Am 19. Dezember 2025 hat der Deutsche Bundestag das Gesetz zur Förderung privater Investitionen und des Finanzstandorts („Standortfördergesetz“) angenommen. Nachdem am 30. Januar 2026 der Bundesrat dem Standortfördergesetz ebenfalls zugestimmt hat, wurde es vom Bundespräsidenten ausgefertigt und anschließend am 9. Februar 2026 im Bundesgesetzblatt verkündet.
Am Tag nach der Verkündung traten daher u. a. die nachfolgend dargestellten Änderungen im Kapitalanlagegesetzbuch („KAGB“) in Kraft, wodurch insbesondere Investitionen in erneuerbare Energien und Infrastruktur erleichtert wurden.
Ausweislich der Gesetzesbegründung zum Standortfördergesetz soll es u. a. in stärkerem Umfang Investitionen in Infrastruktur und erneuerbare Energien ermöglichen. Angesichts des enormen Investitionsbedarfs in Infrastruktur und erneuerbare Energien sei es wichtig, einen rechtssicheren Rahmen für solche Investitionen zu schaffen, um die dringend notwendigen Projekte umzusetzen und den Übergang zu einer nachhaltigeren Zukunft zu beschleunigen.
Insbesondere durch die Änderungen im KAGB hat der Gesetzgeber den rechtlichen Rahmen geschaffen, dieses Ziel zu erreichen.
So wird in § 1 Abs. 19 Nr. 6a KAGB eine Definition der „Bewirtschaftung von erneuerbaren Energien“ enthalten sein.
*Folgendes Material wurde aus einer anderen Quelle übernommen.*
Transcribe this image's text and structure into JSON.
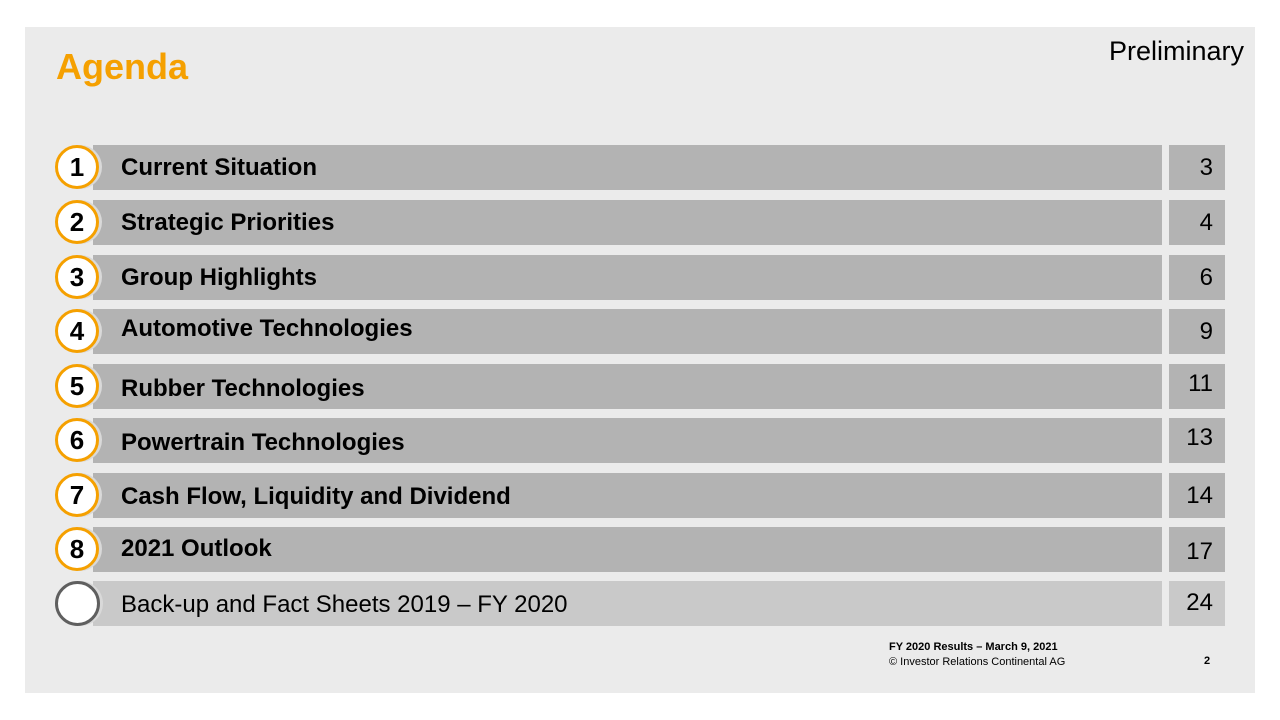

Diese umfasst die Erzeugung, die Umwandlung, den Transport oder die Speicherung von erneuerbaren Energien oder Wärme aus erneuerbaren Energien, sowie den Transport oder die Speicherung von technisch unvermeidbarer Abwärme.
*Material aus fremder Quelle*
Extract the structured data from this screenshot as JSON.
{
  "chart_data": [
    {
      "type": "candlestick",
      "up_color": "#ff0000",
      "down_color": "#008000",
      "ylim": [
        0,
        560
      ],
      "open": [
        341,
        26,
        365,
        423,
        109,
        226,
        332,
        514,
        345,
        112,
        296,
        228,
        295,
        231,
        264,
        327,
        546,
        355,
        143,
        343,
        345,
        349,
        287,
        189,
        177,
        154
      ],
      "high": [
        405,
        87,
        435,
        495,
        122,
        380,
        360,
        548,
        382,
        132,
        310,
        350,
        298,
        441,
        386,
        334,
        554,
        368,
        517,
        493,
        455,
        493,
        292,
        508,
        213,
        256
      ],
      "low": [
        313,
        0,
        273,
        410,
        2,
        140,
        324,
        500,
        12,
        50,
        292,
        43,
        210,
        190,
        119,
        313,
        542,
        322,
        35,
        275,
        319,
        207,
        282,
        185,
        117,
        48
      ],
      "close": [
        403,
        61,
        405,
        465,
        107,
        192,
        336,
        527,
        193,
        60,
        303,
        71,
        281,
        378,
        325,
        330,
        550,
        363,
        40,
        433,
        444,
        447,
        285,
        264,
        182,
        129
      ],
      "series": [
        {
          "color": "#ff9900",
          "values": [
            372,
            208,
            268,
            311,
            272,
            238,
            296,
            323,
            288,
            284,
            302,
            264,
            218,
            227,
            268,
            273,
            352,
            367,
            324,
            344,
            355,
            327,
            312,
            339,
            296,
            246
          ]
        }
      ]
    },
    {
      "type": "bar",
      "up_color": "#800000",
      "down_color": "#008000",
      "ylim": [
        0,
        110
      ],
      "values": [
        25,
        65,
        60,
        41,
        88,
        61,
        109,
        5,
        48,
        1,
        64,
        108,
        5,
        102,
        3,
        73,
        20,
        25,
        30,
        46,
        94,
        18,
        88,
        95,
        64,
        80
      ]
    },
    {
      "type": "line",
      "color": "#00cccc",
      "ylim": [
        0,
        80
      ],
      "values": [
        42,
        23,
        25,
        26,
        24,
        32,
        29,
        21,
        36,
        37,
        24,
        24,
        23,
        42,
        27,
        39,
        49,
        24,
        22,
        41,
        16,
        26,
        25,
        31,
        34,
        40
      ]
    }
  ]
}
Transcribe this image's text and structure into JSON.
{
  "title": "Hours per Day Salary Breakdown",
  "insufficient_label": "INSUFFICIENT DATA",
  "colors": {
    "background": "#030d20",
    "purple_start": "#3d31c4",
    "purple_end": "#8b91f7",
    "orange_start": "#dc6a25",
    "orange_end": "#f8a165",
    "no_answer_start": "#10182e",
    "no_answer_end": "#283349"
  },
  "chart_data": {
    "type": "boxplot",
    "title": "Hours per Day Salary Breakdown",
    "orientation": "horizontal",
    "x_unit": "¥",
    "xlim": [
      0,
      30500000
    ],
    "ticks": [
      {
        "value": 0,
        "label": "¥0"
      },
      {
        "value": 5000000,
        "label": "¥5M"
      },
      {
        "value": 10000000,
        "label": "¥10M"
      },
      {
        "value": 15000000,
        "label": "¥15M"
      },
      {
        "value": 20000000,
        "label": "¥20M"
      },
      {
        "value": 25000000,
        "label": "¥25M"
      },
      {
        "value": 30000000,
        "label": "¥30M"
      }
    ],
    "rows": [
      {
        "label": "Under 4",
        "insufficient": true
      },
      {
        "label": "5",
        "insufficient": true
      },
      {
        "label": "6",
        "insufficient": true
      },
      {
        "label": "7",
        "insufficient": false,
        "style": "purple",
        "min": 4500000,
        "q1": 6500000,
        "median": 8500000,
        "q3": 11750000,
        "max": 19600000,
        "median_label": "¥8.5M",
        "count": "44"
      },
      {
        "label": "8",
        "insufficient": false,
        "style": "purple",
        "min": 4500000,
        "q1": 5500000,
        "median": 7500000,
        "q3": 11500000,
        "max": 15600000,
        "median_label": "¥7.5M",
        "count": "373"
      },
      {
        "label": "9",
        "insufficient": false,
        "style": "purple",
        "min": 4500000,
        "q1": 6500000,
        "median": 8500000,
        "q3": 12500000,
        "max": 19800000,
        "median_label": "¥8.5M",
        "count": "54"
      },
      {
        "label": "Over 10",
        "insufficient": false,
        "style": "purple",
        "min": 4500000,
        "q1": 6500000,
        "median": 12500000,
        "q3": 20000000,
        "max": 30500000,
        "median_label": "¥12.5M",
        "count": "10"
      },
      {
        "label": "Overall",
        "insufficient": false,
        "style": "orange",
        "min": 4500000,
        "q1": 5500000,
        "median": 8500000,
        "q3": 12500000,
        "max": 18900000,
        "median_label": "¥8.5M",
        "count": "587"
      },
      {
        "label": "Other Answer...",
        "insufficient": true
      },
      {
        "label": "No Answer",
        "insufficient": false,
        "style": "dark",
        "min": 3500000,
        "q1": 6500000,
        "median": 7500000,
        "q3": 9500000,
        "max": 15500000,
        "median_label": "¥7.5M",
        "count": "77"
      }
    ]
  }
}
Eine Kapitalverwaltungsgesellschaft („KVG“) eines Alternativen Investmentfonds („AIF“) darf für ein Immobilien-Sondervermögen nur die in § 231 Abs. 1 S. 1 KAGB genannten Vermögensgegenstände erwerben. Bei Immobilien-Sondervermögen handelt es sich um Sondervermögen, die nach den Anlagebedingungen das bei ihnen eingelegte Geld in Immobilien anlegen.
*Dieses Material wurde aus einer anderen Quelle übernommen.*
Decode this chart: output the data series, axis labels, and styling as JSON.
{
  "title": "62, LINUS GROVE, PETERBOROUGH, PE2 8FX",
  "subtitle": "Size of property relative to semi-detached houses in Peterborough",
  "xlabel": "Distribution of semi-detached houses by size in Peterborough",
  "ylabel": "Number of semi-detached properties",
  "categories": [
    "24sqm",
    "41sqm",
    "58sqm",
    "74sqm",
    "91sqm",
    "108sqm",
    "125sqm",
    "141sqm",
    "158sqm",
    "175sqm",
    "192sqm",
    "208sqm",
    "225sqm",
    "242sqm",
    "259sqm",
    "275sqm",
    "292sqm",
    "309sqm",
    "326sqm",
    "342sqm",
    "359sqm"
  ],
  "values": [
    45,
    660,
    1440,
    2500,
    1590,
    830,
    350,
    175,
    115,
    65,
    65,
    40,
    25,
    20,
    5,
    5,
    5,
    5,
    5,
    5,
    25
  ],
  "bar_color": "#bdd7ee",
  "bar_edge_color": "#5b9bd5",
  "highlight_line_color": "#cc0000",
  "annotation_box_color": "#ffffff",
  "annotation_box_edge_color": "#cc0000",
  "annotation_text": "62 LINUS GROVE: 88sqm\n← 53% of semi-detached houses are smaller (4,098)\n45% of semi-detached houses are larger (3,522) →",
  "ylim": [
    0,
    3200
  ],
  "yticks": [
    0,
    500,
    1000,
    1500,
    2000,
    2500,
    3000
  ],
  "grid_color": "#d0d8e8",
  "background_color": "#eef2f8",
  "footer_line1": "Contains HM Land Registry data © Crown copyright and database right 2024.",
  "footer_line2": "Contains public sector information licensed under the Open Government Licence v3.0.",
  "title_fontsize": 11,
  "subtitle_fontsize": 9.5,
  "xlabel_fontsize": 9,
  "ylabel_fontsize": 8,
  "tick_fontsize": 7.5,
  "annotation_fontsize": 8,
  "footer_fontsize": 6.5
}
Durch das Standortfördergesetz wurde eine Beteiligung an Infrastruktur-Projektgesellschaften ermöglicht, deren Unternehmensgegenstand im Gesellschaftsvertrag oder in der Satzung darauf beschränkt ist, Anlagen zu errichten, zu erwerben, zu betreiben, zu bewirtschaften oder zu halten, die zur Bewirtschaftung von erneuerbaren Energien im Sinne von § 1 Abs. 19 Nr. 6a KAGB bestimmt und geeignet sind. Erforderlich ist dafür, dass zur Zeit des Erwerbs dieser Beteiligung ihr Wert zusammen mit dem Wert weiterer solcher Beteiligungen, die sich bereits in dem Sondervermögen befinden, 15 Prozent des Wertes des Sondervermögens nicht übersteigt.
Dadurch können KVG für ein Immobilien-Sondervermögen auch indirekt in solche Anlagen investieren, ohne dass ein unmittelbarer baulicher Zusammenhang zu einem Gebäude erforderlich ist. Durch die Anlagegrenze von 15 Prozent ist zudem gewährleistet, dass Immobilien-Sondervermögen in der Hauptsache in Immobilien investiert sein werden.
Bislang dürfen gemäß § 231 Abs. 3 KAGB für ein Immobilien-Sondervermögen auch Gegenstände erworben werden, die zur Bewirtschaftung der Vermögensgegenstände des Immobilien-Sondervermögens erforderlich sind.
Dadurch war der Betrieb sog. Aufdachanlagen für Immobilienfonds bereits bislang möglich. Hieraus ergaben sich in der Praxis jedoch Abgrenzungsfragen in Bezug auf das Tatbestandsmerkmal der „Bewirtschaftung“, wenn die Aufdachanlage mehr Strom produzierte als für das betreffende Gebäude benötigt wurde oder wenn die Mieter den Strom aus der Anlage gar nicht abnahmen.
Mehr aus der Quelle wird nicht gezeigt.